LWCircus | Methodology
The LWCProgram will be built more using the strategies proper of an anthropological fieldworker, preferring an expeditious methodology’s style, consisting in different opportunities of field’s experiences during the year (workshops), through the organization of surveys on site to collect data useful to support the operative experience, thanks to which it will be reassumed new observations and the results acquired, to make a systematization of the methodology itself and delineating new tools and devices, useful in the goal’s reaching achievement.

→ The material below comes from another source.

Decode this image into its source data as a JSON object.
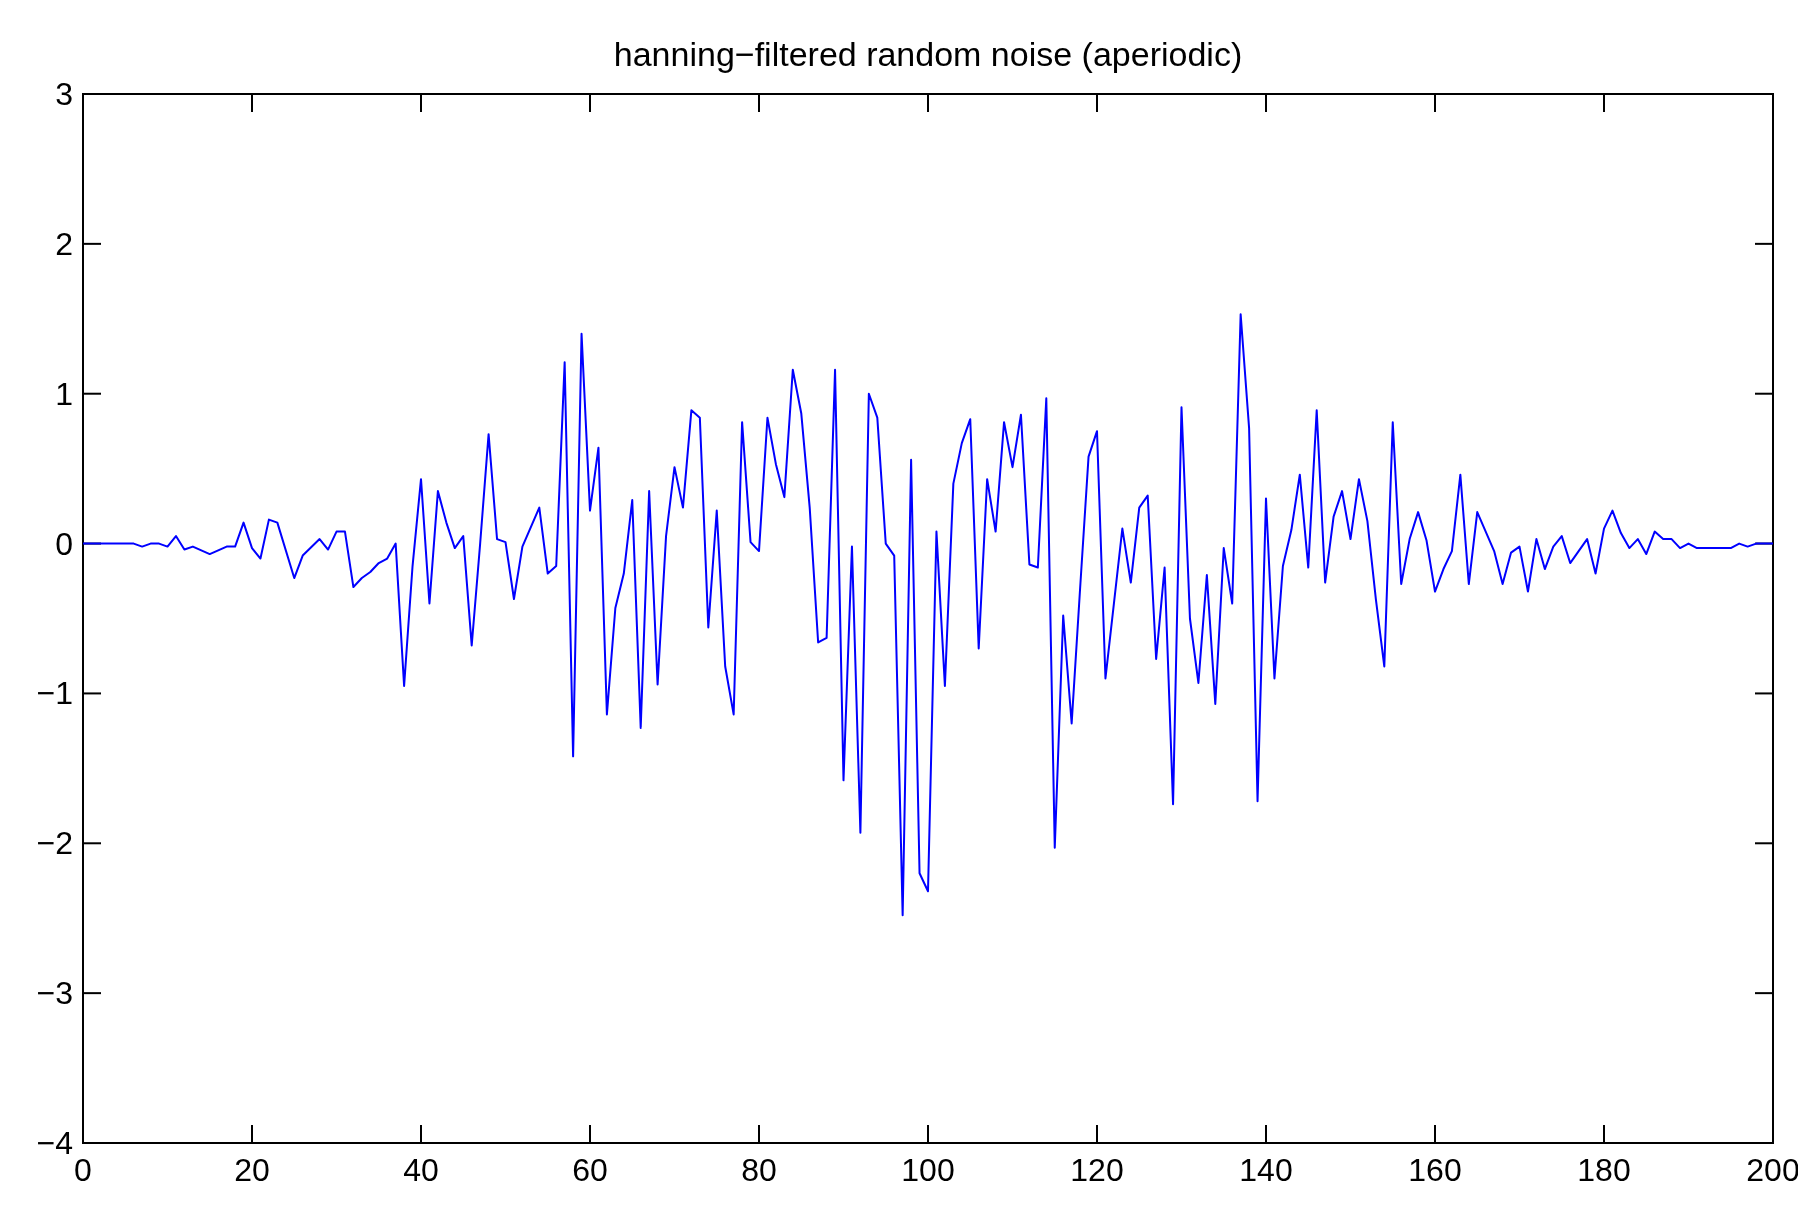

The local communities and minorities interested by the LWC-Program, they will have the major role inside the experiences, and on the base of the quality of the established relationships, it will depend the final result in term of shared design process and final realizations on site. In the case of the Mayan community involved on the next operative workshop (LWCircus-MayaLab017), where the locals come from an ancient culture, sadly completely absorbed by a new global trend of an uncontrolled accumulation of resources and products waste, the LWC-Program will work to find new possibilities of a reacquiring of sense for a proper cultural rediscover, in term of sustainable recycling system’s option.

The LWCircus Program aim to acquire and develop a shared method by which, together with the communities interested from the research and relative operative workshop on site, along the time, the different kind of practitioners, students, artists, researchers participants that realized part of the planned interventions, become part of a creative community that arrives to be totally at service of the local community, becoming the group as real tools in the hands of the locals or “final users”. The “final users” in this way acquire competence, they receive and exchange a know how through the different way of interaction between all the actors involved on the research’s path.

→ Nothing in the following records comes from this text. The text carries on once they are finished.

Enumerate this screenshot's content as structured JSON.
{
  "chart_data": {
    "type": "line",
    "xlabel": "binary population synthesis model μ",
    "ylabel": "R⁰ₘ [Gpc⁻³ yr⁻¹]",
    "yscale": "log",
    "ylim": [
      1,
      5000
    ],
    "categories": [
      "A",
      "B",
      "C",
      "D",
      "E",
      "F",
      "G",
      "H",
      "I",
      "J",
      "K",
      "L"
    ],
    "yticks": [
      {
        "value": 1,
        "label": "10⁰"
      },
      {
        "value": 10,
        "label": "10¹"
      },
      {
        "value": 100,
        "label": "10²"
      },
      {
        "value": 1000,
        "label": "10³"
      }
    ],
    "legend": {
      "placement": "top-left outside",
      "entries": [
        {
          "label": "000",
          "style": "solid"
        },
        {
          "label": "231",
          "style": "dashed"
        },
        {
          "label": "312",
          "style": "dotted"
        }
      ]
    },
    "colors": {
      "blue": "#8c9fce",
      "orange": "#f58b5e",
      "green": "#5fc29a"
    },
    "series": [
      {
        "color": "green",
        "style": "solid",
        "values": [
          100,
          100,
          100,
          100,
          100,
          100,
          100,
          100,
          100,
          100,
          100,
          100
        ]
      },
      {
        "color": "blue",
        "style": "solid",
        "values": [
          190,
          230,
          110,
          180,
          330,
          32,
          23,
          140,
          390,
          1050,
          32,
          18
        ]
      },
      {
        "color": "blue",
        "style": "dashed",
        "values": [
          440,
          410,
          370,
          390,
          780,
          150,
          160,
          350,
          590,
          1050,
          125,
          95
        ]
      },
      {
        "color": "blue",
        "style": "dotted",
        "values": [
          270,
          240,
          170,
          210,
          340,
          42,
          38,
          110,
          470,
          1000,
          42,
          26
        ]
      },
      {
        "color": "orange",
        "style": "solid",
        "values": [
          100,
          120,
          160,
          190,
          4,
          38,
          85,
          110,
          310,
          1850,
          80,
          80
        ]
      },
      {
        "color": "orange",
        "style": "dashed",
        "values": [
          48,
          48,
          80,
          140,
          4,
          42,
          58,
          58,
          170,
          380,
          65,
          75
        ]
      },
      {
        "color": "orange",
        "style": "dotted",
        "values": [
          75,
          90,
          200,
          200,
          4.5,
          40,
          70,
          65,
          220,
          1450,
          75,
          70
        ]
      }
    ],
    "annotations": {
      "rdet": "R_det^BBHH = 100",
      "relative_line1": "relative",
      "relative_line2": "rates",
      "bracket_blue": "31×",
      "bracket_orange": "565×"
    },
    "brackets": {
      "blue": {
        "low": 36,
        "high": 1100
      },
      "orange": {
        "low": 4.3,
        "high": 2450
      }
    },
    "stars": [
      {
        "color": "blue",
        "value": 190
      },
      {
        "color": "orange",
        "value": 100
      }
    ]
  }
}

Therefore, the LWC Program’s goal over the next years is to contribute in the training of self-sufficient communities-minorities through a different landscape design practice on site. This could be thanks to the enabling the local community to manage independently the sustainability of its rural development, rather then through the responsible use of a territory by reacquiring a compromised portion of humid land, for example, by reconquering it to a public use for a common space of equality, rather than the revaluation of exploited territories through the building of a plausible future inside Mediterranean area.